Last week’s intervention by the city of New York to disqualify a law firm from a qui tam case involving alleged price fixing of municipal bonds brings conflicts of interest to the forefront of already prolonged and complex litigation.
Managing conflicts of interest is not only important for attorneys but for municipal advisors as well, who have conflict disclosure obligations under Municipal Securities Rulemaking Board and Securities and Exchange Commission rules.
In a Nov. 16 filing in New York’s state supreme court, New York City and the New York City Transit Authority requested to disqualify law firm Sidley Austin from representing Morgan Stanley in an ongoing case involving variable rate demand obligations (VRDOs).
The City of New York is not a party to the litigation, but if Morgan Stanley were required to pay damages to New York state, the city contends that “issuers would then seek a portion of [that] recovery from the State for their share of the harm suffered.”
Alleged damages in New York total around $374 million.
This action is part of a lawsuit like others filed in other states including Illinois, Massachusetts, New Jersey, and California, that stem from allegations made by a Minnesota-based municipal advisor, Johan Rosenberg. Rosenberg filed his lawsuits under the name Edelweiss Fund, LLC.
Edelweiss Fund alleges that banks were not properly resetting VRDO interest rates and were charging states millions of dollars for services they did not perform. The banks in each of the cases, have denied the claims in court filings.
The city’s motion stems from the fact that Sidley Austin and its predecessors, i.e. Sidley Austin Brown & Wood LLP and Brown & Wood LLP, had served as the city’s bond counsel for three decades: 1986 to 2016. The firm also served as counsel for the New York City Transit Authority for almost twenty years, i.e., 1997 to 2016.
In that capacity, according to the filing, Sidley Austin “was instrumental” in drafting and negotiating the bond remarketing agreements that are at issue in the current litigation.
Consequently, the city contends that the firm has an impermissible conflict of interest because the interests of Sidley’s current client, Morgan Stanley, are materially adverse to those of New York City and the New York City Transit Authority.
The City of New York also believes that allowing Sidley Austin to continue its representation of Morgan Stanley means that the firm would be in a position to “use privileged and/or confidential information about the drafting, negotiation, and interpretation” of the agreements at issue.”
This would, the city says, be to the benefit of Morgan Stanley and “to the detriment of its former clients (the city Issuers),” according to the filing.
The city cites Model Rules of Professional Conduct promulgated by the American Bar Association, which prohibit a lawyer who has formerly represented a client in a matter, from representing another person in the same or a substantially related matter, where that person’s interests are materially adverse to the interests of the former client.

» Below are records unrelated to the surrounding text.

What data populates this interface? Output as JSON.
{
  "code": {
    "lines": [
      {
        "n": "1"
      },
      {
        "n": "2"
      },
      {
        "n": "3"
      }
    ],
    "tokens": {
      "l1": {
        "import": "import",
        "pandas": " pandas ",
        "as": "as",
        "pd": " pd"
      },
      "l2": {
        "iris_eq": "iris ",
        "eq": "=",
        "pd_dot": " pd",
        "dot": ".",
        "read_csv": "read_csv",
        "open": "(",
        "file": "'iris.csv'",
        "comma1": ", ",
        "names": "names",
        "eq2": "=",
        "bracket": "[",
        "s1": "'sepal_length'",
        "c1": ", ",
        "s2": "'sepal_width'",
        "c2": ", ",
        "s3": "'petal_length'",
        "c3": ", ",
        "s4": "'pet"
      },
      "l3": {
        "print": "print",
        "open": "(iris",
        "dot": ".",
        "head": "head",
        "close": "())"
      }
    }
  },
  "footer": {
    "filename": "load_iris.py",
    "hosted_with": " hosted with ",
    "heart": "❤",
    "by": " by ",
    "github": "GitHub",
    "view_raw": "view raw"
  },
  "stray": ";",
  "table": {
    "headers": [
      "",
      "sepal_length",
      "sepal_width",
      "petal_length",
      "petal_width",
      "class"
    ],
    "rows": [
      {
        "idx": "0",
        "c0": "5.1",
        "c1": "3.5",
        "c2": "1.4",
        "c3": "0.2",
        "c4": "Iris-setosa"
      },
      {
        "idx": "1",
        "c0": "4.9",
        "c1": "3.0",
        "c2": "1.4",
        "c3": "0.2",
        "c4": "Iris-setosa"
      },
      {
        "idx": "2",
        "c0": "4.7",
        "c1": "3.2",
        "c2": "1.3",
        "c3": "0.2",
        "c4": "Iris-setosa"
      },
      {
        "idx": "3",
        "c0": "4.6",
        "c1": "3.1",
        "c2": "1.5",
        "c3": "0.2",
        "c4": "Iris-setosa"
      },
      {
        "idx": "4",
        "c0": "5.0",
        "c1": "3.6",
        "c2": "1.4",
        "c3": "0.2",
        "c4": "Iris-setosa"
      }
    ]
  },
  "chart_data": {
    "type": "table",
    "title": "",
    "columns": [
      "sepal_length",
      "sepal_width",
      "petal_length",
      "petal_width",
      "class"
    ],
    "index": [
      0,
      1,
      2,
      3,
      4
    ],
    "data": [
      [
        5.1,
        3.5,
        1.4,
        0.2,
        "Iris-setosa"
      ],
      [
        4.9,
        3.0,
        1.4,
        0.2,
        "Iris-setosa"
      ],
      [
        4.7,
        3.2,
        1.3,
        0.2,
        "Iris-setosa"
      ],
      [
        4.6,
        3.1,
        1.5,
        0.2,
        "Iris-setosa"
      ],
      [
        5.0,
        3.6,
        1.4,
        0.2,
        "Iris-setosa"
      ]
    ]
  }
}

An exception to that rule is where the former client waives the conflict by giving informed written consent to the lawyer.
New York has similar conflicts of interest rules reinforced by state case law. Essentially, “attorneys “must avoid not only the fact, but even the appearance, of representing conflicting interests.”
In its filing, the city claims that Sidley Austin did not seek its consent to represent Morgan Stanley. It also contends that Sidley Austin “failed to act promptly once the city brought this conflict to their attention.”
In a March 22 letter included with the city’s court filing, Daniel Neppl, Sidley Austin’s general counsel, outlined the firm’s stance that it does not have a conflict in defending Morgan Stanley in the VRDO case.
“The thrust of the complaint in the qui tam litigation is how the remarketing agreements were implemented by Morgan Stanley,” the letter states. “Sidley had no role in advising the city regarding the issue raised in the complaint and was not itself involved in any of those activities.”
Sidley Austin further argued in the letter that it has fully met its confidentiality obligations with respect to its representation of the city. The firm also notes that the attorneys who worked on bond matters for the city and for the transit authority are no longer with the firm.
The city sees the latter argument as insufficient in part because of an ABA rule, which says that a conflict stays with the firm, even if attorneys who worked on the conflicted matter(s) leave the firm.
“The fact that Sidley Austin’s public finance team left the firm … does not eliminate the conflict or the risk of harm to the City Issuers,” the filing states.
The City of New York also believes that allowing Sidley Austin to represent Morgan Stanley puts the firm in a position that could harm the city during litigation, according to the filing.
In its letter, Sidley Austin counters: “there is no risk of harm to the city that would result from Sidley continuing [to defend] Morgan Stanley.”
The city vehemently disagrees, contending that “the confidential information that the law firm still possesses could be used to write more persuasive briefs, ask more effective questions at depositions and serve more targeted document demands,” according to the filing.
For those reasons, the City of New York says that it was compelled to intervene and seek relief from the state supreme court.
The case is State of New York ex rel. Edelweiss Fund, LLC v. JP Morgan Chase & Co. et al.
Representatives for Sidley Austin and the City of New York did not immediately respond to requests for comment.